By Leigh Strope
The Associated Press
WASHINGTON - The deficit for the government's pension insurance program ballooned to a record $11.2 billion last year, more than triple the previous year's total, and officials are warning that taxpayers could be called on for a bailout.
The Pension Benefit Guaranty Corp.'s financial woes are driven by an increasing number of bankrupt pension plans, from such companies as Bethlehem Steel and US Airways, and record-low interest rates, officials said.
Outgoing Executive Director Steven Kandarian said Thursday that the agency could continue to pay pension benefits to retirees in bankrupt plans "for a number of years," but the growing deficit "puts at risk the agency's ability to continue to protect pensions in the future."
Kandarian, who spent more than two years at the helm, urged Congress to act soon to reform the nation's private pension system, which also is being squeezed by low interest rates, a subdued stock market and laws that do not require employers to maintain full funding levels in their retirement plans.
Underfunding for all pension plans is estimated at more than $350 billion.
The agency's single-employer program posted a net loss of $7.6 billion for its 2003 financial year ending Sept. 30, adding to a $3.6 billion shortfall in 2002.
Falling interest rates and a record number of pension plan bankruptcies - mostly in the steel industry - sent the program deeper in the red.
Kandarian warned that "the taxpayer might be called upon to make those payments" to workers if the PBGC falls further into debt, a remedy he said he does not favor.
His agency, the Labor and Treasury departments and others are crafting reform plans. Kandarian said the plan is in its final stages and could be offered to Congress soon.
PBGC was created in 1974 to guarantee payment of some benefits earned in traditional pension plans, which are offered by employers and promise workers a set benefit based on salary and years of service. Workers are not required to make contributions as they do in 401(k) plans.

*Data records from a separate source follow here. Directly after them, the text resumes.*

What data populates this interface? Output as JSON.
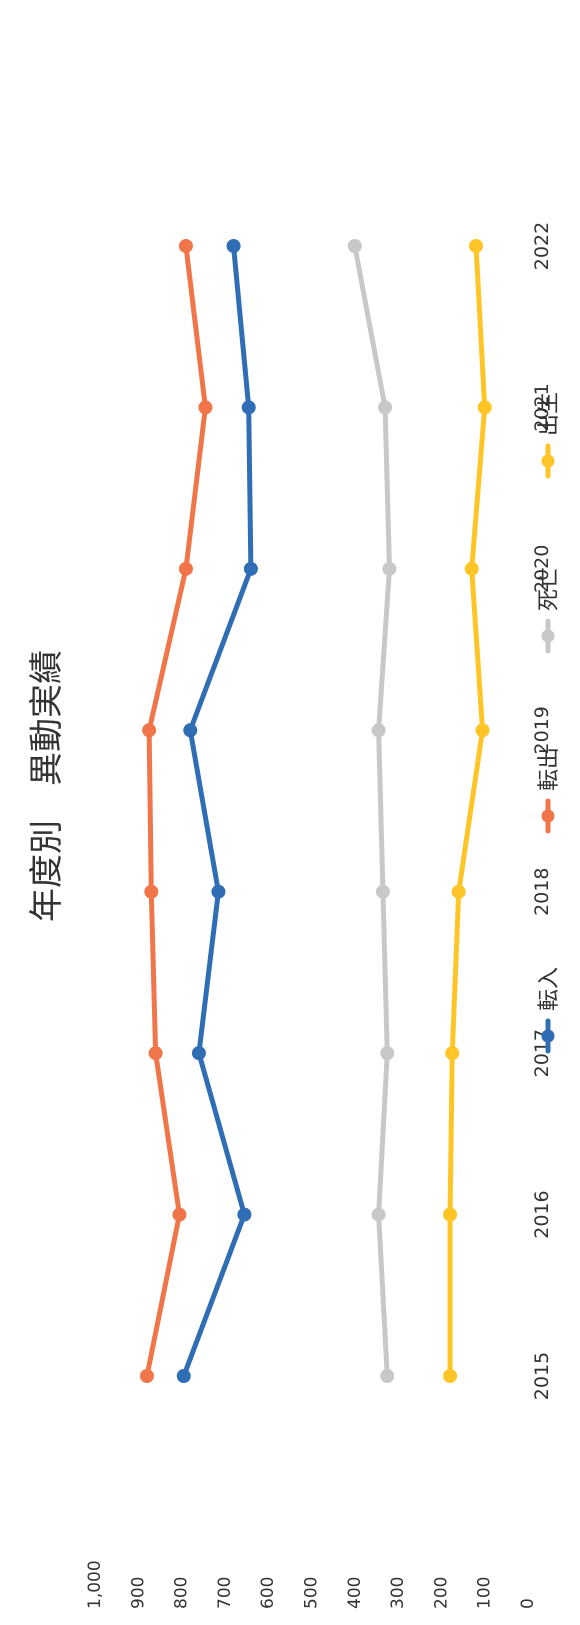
{
  "chart_data": {
    "type": "line",
    "title": "年度別　異動実績",
    "xlabel": "",
    "ylabel": "",
    "categories": [
      "2015",
      "2016",
      "2017",
      "2018",
      "2019",
      "2020",
      "2021",
      "2022"
    ],
    "ylim": [
      0,
      1000
    ],
    "y_ticks": [
      "0",
      "100",
      "200",
      "300",
      "400",
      "500",
      "600",
      "700",
      "800",
      "900",
      "1,000"
    ],
    "grid": false,
    "legend_position": "bottom",
    "series": [
      {
        "name": "転入",
        "color": "#2f6db5",
        "values": [
          795,
          655,
          760,
          715,
          780,
          640,
          645,
          680
        ]
      },
      {
        "name": "転出",
        "color": "#f0764a",
        "values": [
          880,
          805,
          860,
          870,
          875,
          790,
          745,
          790
        ]
      },
      {
        "name": "死亡",
        "color": "#c8c8c8",
        "values": [
          325,
          345,
          325,
          335,
          345,
          320,
          330,
          400
        ]
      },
      {
        "name": "出生",
        "color": "#ffc527",
        "values": [
          180,
          180,
          175,
          160,
          105,
          130,
          100,
          120
        ]
      }
    ]
  }
}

The agency is financed by insurance premiums paid by companies that sponsor pension plans and by PBGC's investment returns.
PBGC took over 152 pension plans in 2003 covering 206,000 people, up from 144 plans and 187,000 participants the previous year. It paid a record $2.5 billion in benefits last year, an increase of nearly $1 billion.

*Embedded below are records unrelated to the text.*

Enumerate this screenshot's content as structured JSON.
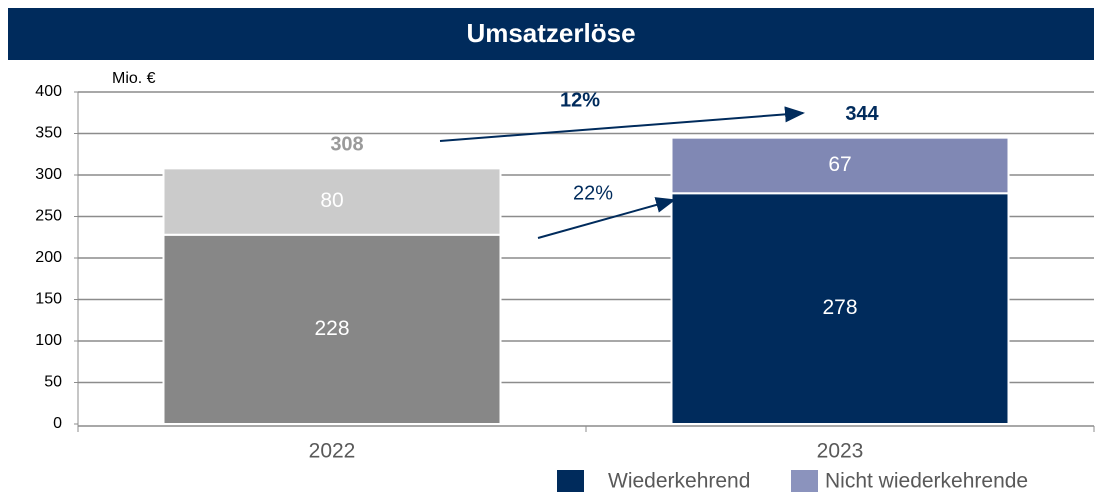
{
  "chart_data": {
    "type": "stacked_bar",
    "title": "Umsatzerlöse",
    "unit_label": "Mio. €",
    "categories": [
      "2022",
      "2023"
    ],
    "series": [
      {
        "name": "Wiederkehrend",
        "color": "#002b5c",
        "point_colors": [
          "#878787",
          "#002b5c"
        ],
        "values": [
          228,
          278
        ]
      },
      {
        "name": "Nicht wiederkehrende",
        "color": "#8b93bd",
        "point_colors": [
          "#cbcbcb",
          "#8088b4"
        ],
        "values": [
          80,
          67
        ]
      }
    ],
    "totals": [
      308,
      344
    ],
    "total_colors": [
      "#9a9a9a",
      "#002b5c"
    ],
    "annotations": [
      "12%",
      "22%"
    ],
    "ylim": [
      0,
      400
    ],
    "yticks": [
      0,
      50,
      100,
      150,
      200,
      250,
      300,
      350,
      400
    ],
    "grid": true
  }
}
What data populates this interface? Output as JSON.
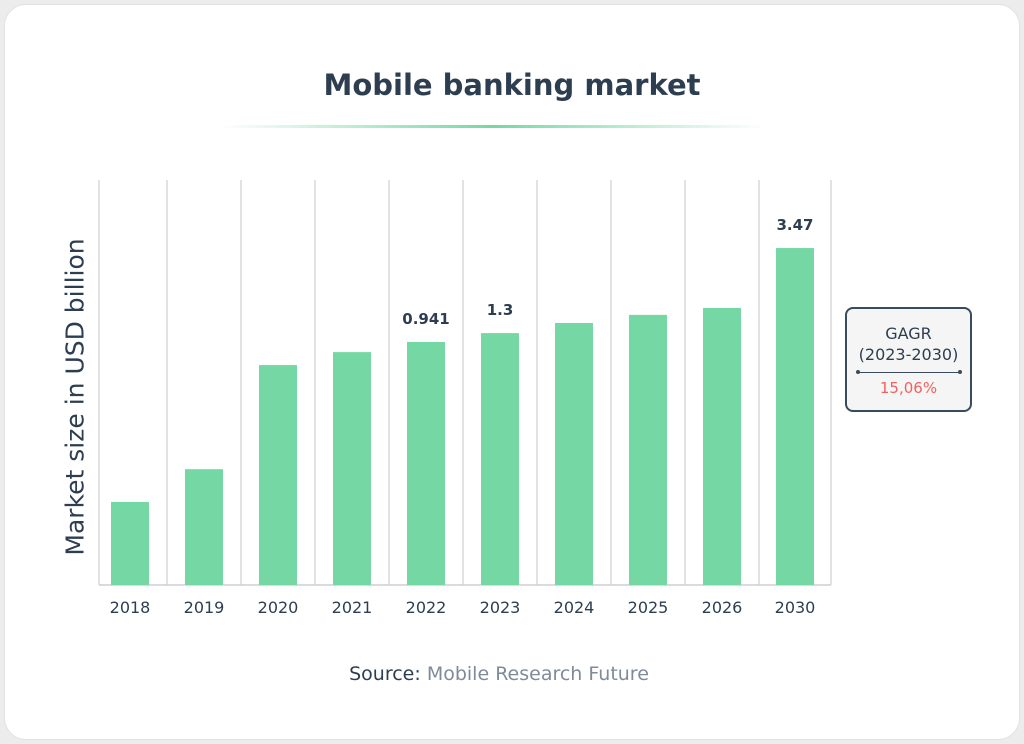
{
  "chart_data": {
    "type": "bar",
    "title": "Mobile banking market",
    "xlabel": "",
    "ylabel": "Market size in USD billion",
    "categories": [
      "2018",
      "2019",
      "2020",
      "2021",
      "2022",
      "2023",
      "2024",
      "2025",
      "2026",
      "2030"
    ],
    "data_labels": [
      "",
      "",
      "",
      "",
      "0.941",
      "1.3",
      "",
      "",
      "",
      "3.47"
    ],
    "display_level": [
      0.205,
      0.286,
      0.543,
      0.575,
      0.6,
      0.622,
      0.647,
      0.667,
      0.684,
      0.832
    ],
    "grid": "vertical",
    "bar_color": "#75d8a4",
    "annotation": {
      "title": "GAGR",
      "period": "(2023-2030)",
      "value": "15,06%",
      "value_color": "#f2615f"
    },
    "source_label": "Source:",
    "source": "Mobile Research Future"
  }
}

PBGC also guarantees pension benefits earned by workers in multi-employer pension plans, which often are collectively bargained by employers and unions. For the first time in more than 20 years, PBGC's multi-employer program rang up a deficit - $261 million, the largest ever.

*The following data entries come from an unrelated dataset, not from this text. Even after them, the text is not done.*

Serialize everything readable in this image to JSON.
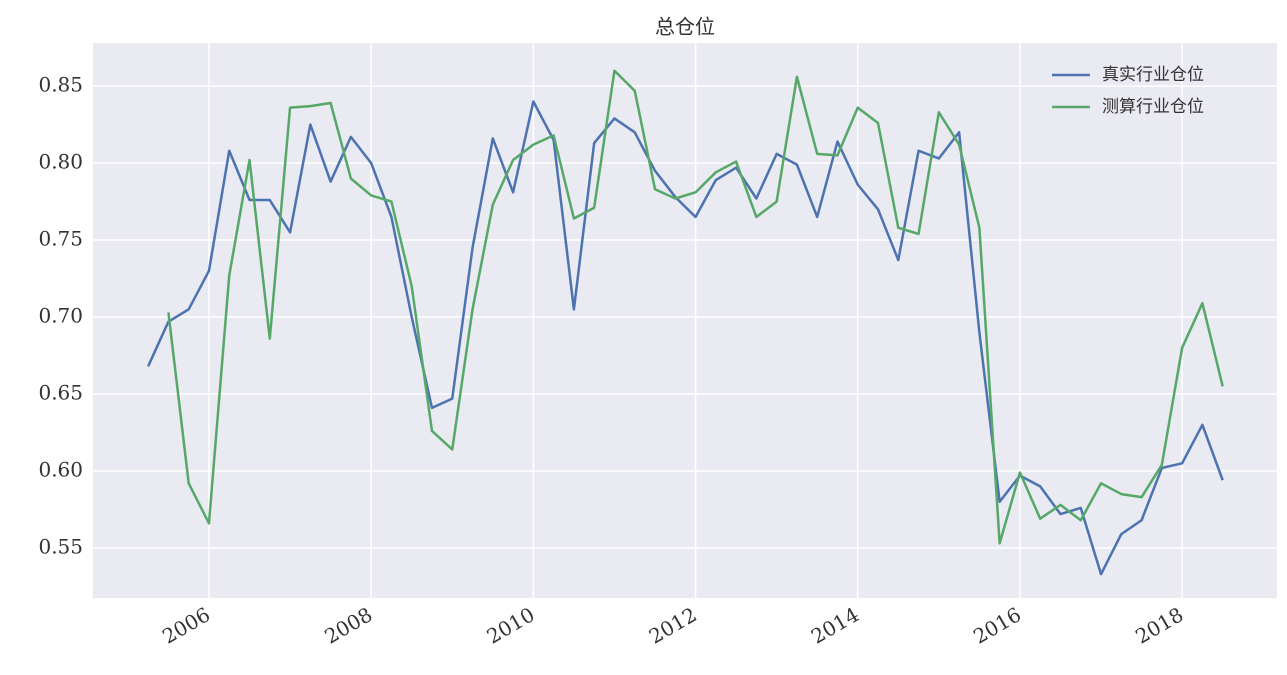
{
  "chart_data": {
    "type": "line",
    "title": "总仓位",
    "x": [
      2005.25,
      2005.5,
      2005.75,
      2006.0,
      2006.25,
      2006.5,
      2006.75,
      2007.0,
      2007.25,
      2007.5,
      2007.75,
      2008.0,
      2008.25,
      2008.5,
      2008.75,
      2009.0,
      2009.25,
      2009.5,
      2009.75,
      2010.0,
      2010.25,
      2010.5,
      2010.75,
      2011.0,
      2011.25,
      2011.5,
      2011.75,
      2012.0,
      2012.25,
      2012.5,
      2012.75,
      2013.0,
      2013.25,
      2013.5,
      2013.75,
      2014.0,
      2014.25,
      2014.5,
      2014.75,
      2015.0,
      2015.25,
      2015.5,
      2015.75,
      2016.0,
      2016.25,
      2016.5,
      2016.75,
      2017.0,
      2017.25,
      2017.5,
      2017.75,
      2018.0,
      2018.25,
      2018.5
    ],
    "series": [
      {
        "name": "真实行业仓位",
        "color": "#4c72b0",
        "values": [
          0.668,
          0.697,
          0.705,
          0.73,
          0.808,
          0.776,
          0.776,
          0.755,
          0.825,
          0.788,
          0.817,
          0.8,
          0.765,
          0.7,
          0.641,
          0.647,
          0.745,
          0.816,
          0.781,
          0.84,
          0.815,
          0.705,
          0.813,
          0.829,
          0.82,
          0.795,
          0.778,
          0.765,
          0.789,
          0.797,
          0.777,
          0.806,
          0.799,
          0.765,
          0.814,
          0.786,
          0.77,
          0.737,
          0.808,
          0.803,
          0.82,
          0.69,
          0.58,
          0.597,
          0.59,
          0.572,
          0.576,
          0.533,
          0.559,
          0.568,
          0.602,
          0.605,
          0.63,
          0.594
        ]
      },
      {
        "name": "测算行业仓位",
        "color": "#55a868",
        "values": [
          null,
          0.703,
          0.592,
          0.566,
          0.727,
          0.802,
          0.686,
          0.836,
          0.837,
          0.839,
          0.79,
          0.779,
          0.775,
          0.72,
          0.626,
          0.614,
          0.705,
          0.773,
          0.802,
          0.812,
          0.818,
          0.764,
          0.771,
          0.86,
          0.847,
          0.783,
          0.777,
          0.781,
          0.794,
          0.801,
          0.765,
          0.775,
          0.856,
          0.806,
          0.805,
          0.836,
          0.826,
          0.758,
          0.754,
          0.833,
          0.812,
          0.758,
          0.553,
          0.599,
          0.569,
          0.578,
          0.568,
          0.592,
          0.585,
          0.583,
          0.604,
          0.68,
          0.709,
          0.655
        ]
      }
    ],
    "xlim": [
      2004.57,
      2019.17
    ],
    "xticks": [
      2006,
      2008,
      2010,
      2012,
      2014,
      2016,
      2018
    ],
    "ylim": [
      0.5175,
      0.878
    ],
    "yticks": [
      0.55,
      {
        "value": 0.6,
        "label": "0.60"
      },
      0.65,
      {
        "value": 0.7,
        "label": "0.70"
      },
      0.75,
      {
        "value": 0.8,
        "label": "0.80"
      },
      0.85
    ],
    "grid": true,
    "legend": "upper right"
  }
}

Rep. John Boehner, a Republican from West Chester and chairman of the House Education and Workforce Committee, called the PBGC's growing deficit "startling."
He pledged to work on a comprehensive reform package this year that would "strengthen the defined benefit system for workers and employers and put the PBGC on sound financial footing so that it can protect the pension benefits of American workers who rely on defined benefit plans for their retirement security."
The House already has approved nearly $26 billion in temporary relief to companies struggling to keep up with pension plan payments, while lawmakers consider permanent reforms.